When I listen to recordings of solo piano music featuring extreme dynamic contrasts - like the music of Debussy - the pianissimo passages seem impossibly quiet. Even if I turn up my stereo volume so that the loud passages seem like the volume of a real piano the quiet parts still seem less volume than a real piano would produce.
On the one hand I'm amazed someone can have such incredible touch, but on the other hand as a listener I'm often annoyed, because the piano either disappears in quiet parts, or I have crank the volume to hear it and then the loud parts are much louder than a real piano.
Understanding the connections between performance expression, listener distance, timbre and volume gets confusing, because loud/soft expressive dynamics and listener distance seem more about timbre than simple decibels.

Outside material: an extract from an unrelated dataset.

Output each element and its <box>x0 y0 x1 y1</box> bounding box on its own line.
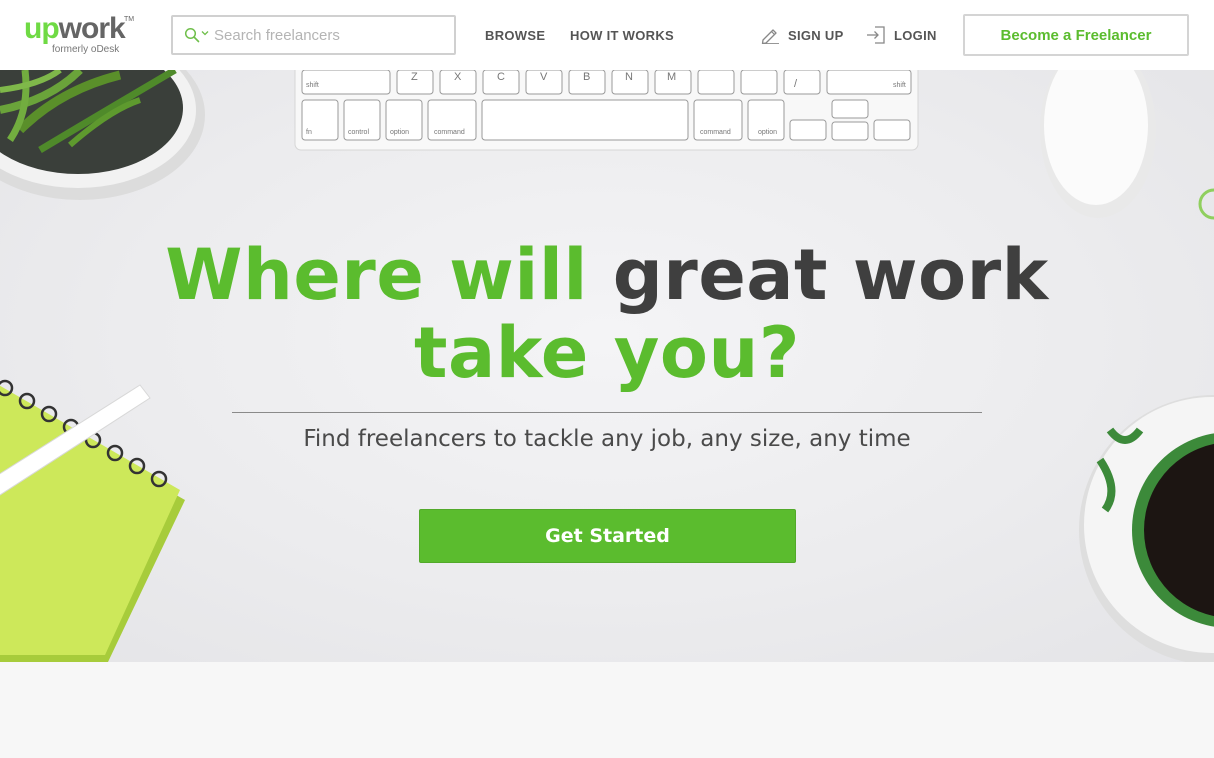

Certainly if I turn the stereo volume up or down it doesn't change the perception of whether the player was playing gently/forcefully or whether the mic just above the strings.
A recording engineer could play with volume levels and fade between close or distant mics to accentuate a performance, or maybe it's better to say "represent" a performance in playback. That playback doesn't necessarily need to realistically recreate decibel levels as hear by a single listener in a fixed spot.
Anyway, I don't really know how this kind of music gets recorded, and haven't done something like try to measure decibels of a real piano versus recording playback. I'm hoping someone here has some professional knowledge to share for the non-professional.
Recently I figured out how to use the compression in Audacity and applied something around ratio 3:1 and threshold -40 dB to a recording of Debussy piano music just to see how it would sound. The result was a pretty extreme flattening of the dynamics, and I feel bad desecrating a good recording, but playback all cuts through the background noise of my house now at moderate volume!
All joking aside, when I did that compression I thought: maybe recording engineers do the same in reverse and accentuate the dynamic contrasts?
Do they?
In an ideal setting would the decibel measure of a real piano from the position of the microphones be equal to ideal playback of the final mixed recording?